In later life, I couldn’t reconcile my belief in the equality of all beings and the Christian ideology so I decided that I couldn’t call myself a Christian.  Ultimately, Christianity makes itself very clear with its multiple choice test.  Do you take Jesus as your lord and savior?  Uh, I guess so.  Do you agree that all who do not believe that Christ is the son of God will go to hell?  No, I know lots of nice people who do not believe this.  Verdict: Not Christian.  After more thinking and talking to people who also think, I decided that Christianity and all religions are unnecessary, even harmful.  I still have friends who consider themselves Christian and I don’t fault them for it.  I just don’t subscribe to any.  They kind of boil down to cliques.  Mine is better than yours, etc.  And, they all seem interested in teaching you what happens when you die.  What an irresponsible thing to teach a young person.  Teach them how they should live.  It makes sense to mention to children about the finiteness of life and how that makes life itself precious.  It doesn’t make sense to tell them that when they die, they will go to a beautiful place and meet their dear aunt Jane who passed years ago.  These fantasies are confusing and useless.  Tell them only that they should take care of themselves, spread as much love as they can, and contribute a gift to the world, regardless of how small.
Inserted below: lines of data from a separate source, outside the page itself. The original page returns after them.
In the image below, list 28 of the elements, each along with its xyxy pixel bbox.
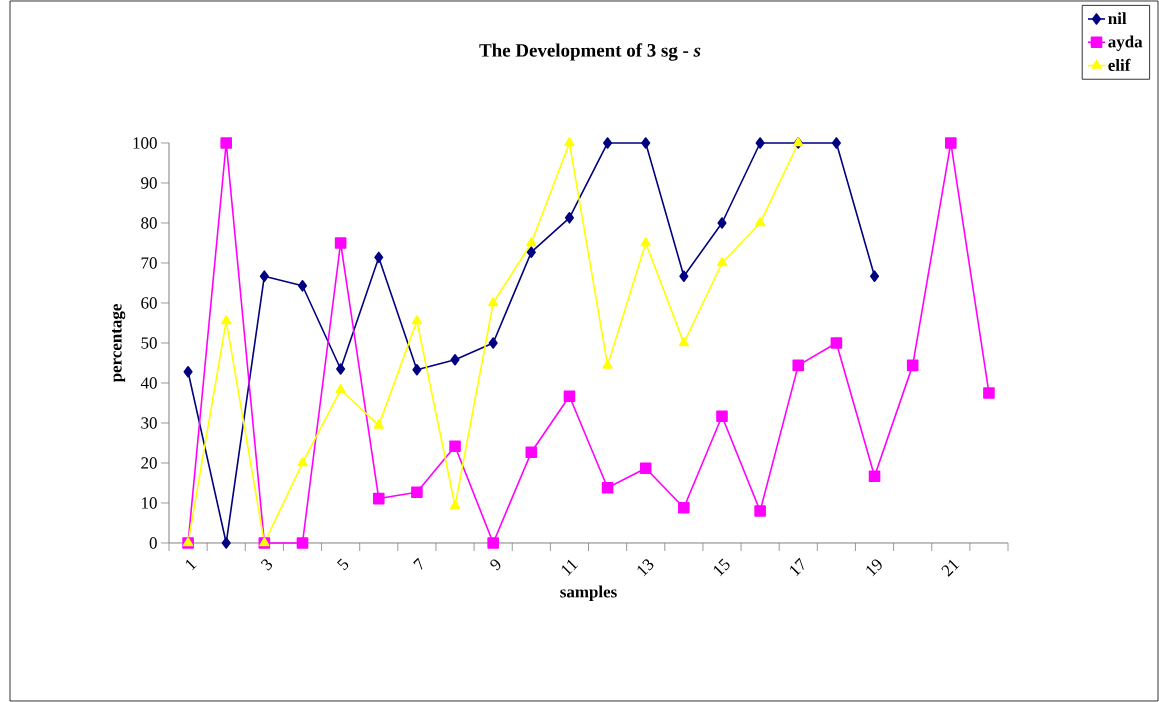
x-tick-label: 3 bbox=[260, 559, 273, 571]
x-tick-label: 7 bbox=[413, 557, 423, 570]
x-tick-label: 17 bbox=[790, 557, 804, 577]
y-tick-label: 60 bbox=[141, 297, 157, 309]
y-tick-label: 20 bbox=[141, 457, 157, 469]
y-tick-label: 10 bbox=[142, 497, 157, 509]
chart-title: The Development of 3 sg - s bbox=[479, 43, 701, 61]
legend-label: elif bbox=[1108, 58, 1131, 71]
x-tick-label: 1 bbox=[185, 559, 197, 571]
x-tick-label: 9 bbox=[490, 559, 501, 571]
x-tick-label: 15 bbox=[713, 558, 730, 577]
y-tick-label: 0 bbox=[149, 537, 157, 549]
y-tick-label: 100 bbox=[133, 137, 157, 149]
x-tick-label: 21 bbox=[941, 559, 960, 577]
y-tick-label: 90 bbox=[141, 177, 157, 189]
y-tick-label: 30 bbox=[141, 417, 157, 429]
x-axis-title: samples bbox=[560, 585, 617, 601]
legend-label: ayda bbox=[1108, 35, 1143, 52]
y-tick-label: 50 bbox=[141, 337, 157, 349]
y-tick-label: 80 bbox=[141, 217, 157, 229]
x-tick-label: 11 bbox=[561, 559, 579, 576]
x-tick-label: 5 bbox=[337, 558, 349, 571]
legend-label: nil bbox=[1108, 12, 1127, 25]
y-tick-label: 70 bbox=[141, 257, 157, 269]
x-tick-label: 19 bbox=[866, 559, 882, 577]
x-tick-label: 13 bbox=[637, 559, 654, 577]
y-tick-label: 40 bbox=[140, 377, 157, 389]
y-axis-title: percentage bbox=[111, 304, 126, 383]
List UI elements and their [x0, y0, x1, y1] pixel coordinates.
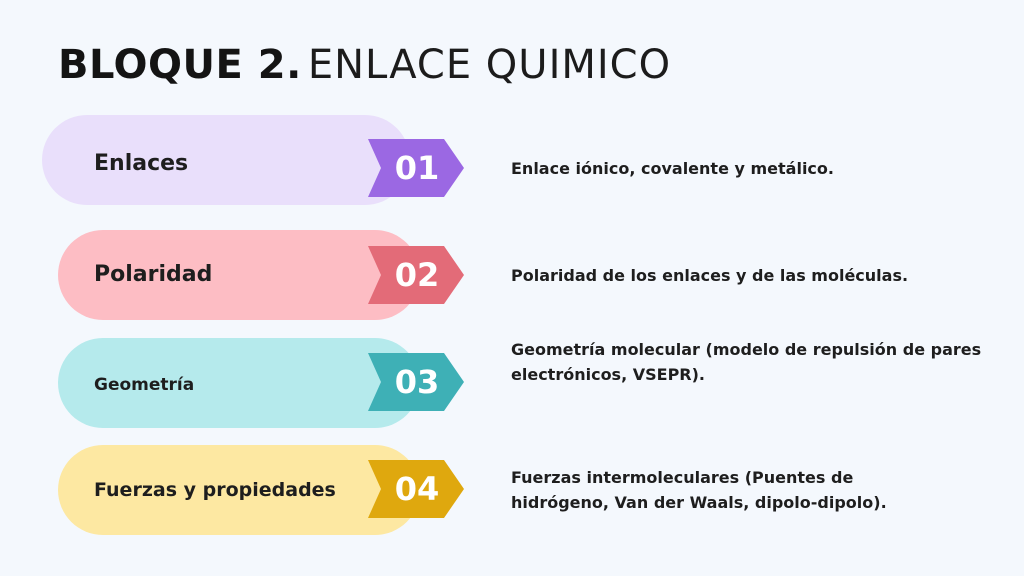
badge-arrow-shape — [368, 353, 464, 411]
label-fuerzas: Fuerzas y propiedades — [94, 479, 336, 501]
badge-01: 01 — [368, 139, 464, 197]
pill-enlaces — [42, 115, 410, 205]
pill-geometria — [58, 338, 420, 428]
description-geometria: Geometría molecular (modelo de repulsión… — [511, 340, 982, 384]
badge-arrow-shape — [368, 460, 464, 518]
badge-number: 04 — [394, 470, 440, 508]
badge-arrow-shape — [368, 139, 464, 197]
badge-03: 03 — [368, 353, 464, 411]
label-enlaces: Enlaces — [94, 151, 189, 176]
title-bold: BLOQUE 2. — [58, 42, 302, 88]
description-polaridad: Polaridad de los enlaces y de las molécu… — [511, 266, 909, 285]
badge-04: 04 — [368, 460, 464, 518]
badge-02: 02 — [368, 246, 464, 304]
badge-number: 01 — [394, 149, 440, 187]
label-geometria: Geometría — [94, 375, 195, 395]
description-enlaces: Enlace iónico, covalente y metálico. — [511, 159, 834, 178]
title-light: ENLACE QUIMICO — [307, 42, 672, 88]
label-polaridad: Polaridad — [94, 262, 213, 287]
badge-number: 03 — [394, 363, 440, 401]
pill-fuerzas — [58, 445, 420, 535]
pill-polaridad — [58, 230, 420, 320]
badge-number: 02 — [394, 256, 440, 294]
badge-arrow-shape — [368, 246, 464, 304]
description-fuerzas: Fuerzas intermoleculares (Puentes de hid… — [511, 468, 887, 512]
slide-title: BLOQUE 2. ENLACE QUIMICO — [58, 40, 671, 90]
I’m sorta interested in politics

Once I realized that most of the world’s news outlets are commercial, for-profit enterprises with shareholders and all that implies, I precipitously dropped out of the world of the informed into the world of the blissfully unaware.  I think this may have happened fourteen or fifteen years ago when I was in high school.  Most of my close friends have continued to be amazed by my lack of connection to the world.  If I take their reactions as genuine, this aspect of my personality is perceived as high-minded aloofness and adds to my mystique and lovability.

NPR restored much of my confidence in the news media.  I was so excited and grateful, I immediately became a member of my local public radio.  But now that I don’t drive 45 minutes to work each way anymore (thankfully) I don’t listen to NPR regularly.  I slowly but surely slipped back into my comfort zone of being completely disconnected from the world and all the drama that news media drums up.  Aside from learning of Michael Jackson’s alleged death, I haven’t kept up with any current events but something is different this time.  I feel guilty for being comfortably out of touch.

I want to be informed.  I want to be able to discuss current events with my peers.  I am just still disillusioned by news media.  Even my beloved NPR colors their commentary (rather obviously) according to their ideology.  It just happens to more or less align with mine.  And, in an effort to be unbiased, they fall into the industry standard pattern of rattling off streams of statistics until my ears glaze over.  I find it numbing to listen to or to read statistics about the number of casualties in conflict X or the number of citizens unhappy about Y.  The relentless spewing of “facts” drives my brain to sleep.  The problem with news media is that they want to appear unbiased so they spew this cold, unfeeling trivia.  What I crave isn’t data in its pure form.  I crave to augment my experience by learning about yours.  Don’t simply recite factoids to me.  Tell me about how you experience the world.  Let those people directly affected by the calamities happening in their back yard explain the situation to me.  They might get the deathtoll wrong but their experience will transcend the data.  Technology has given the world enough interconnectedness to obviate the need for centralized clearinghouses for unbiased news.  To hell with feigning unbiasedness.  Give me bias.  Give me your bias.  To know you is to know myself a bit better.  That’s how I want to be informed.

So to that end, I am simultaneously ante’ing up by contributing my own experience and subscribing to a smattering of blogs as I discover ones I consider worthwhile.  Consider this my earnest foray into the world of distributed news media.  Bring on the medium as the m[e|a]ssage.  Perhaps in the economy of ideas, where relenquishing yours costs you nothing but I benefit from their reception, idealized social structures may emerge.  Maybe, one day, even I will be considered informed.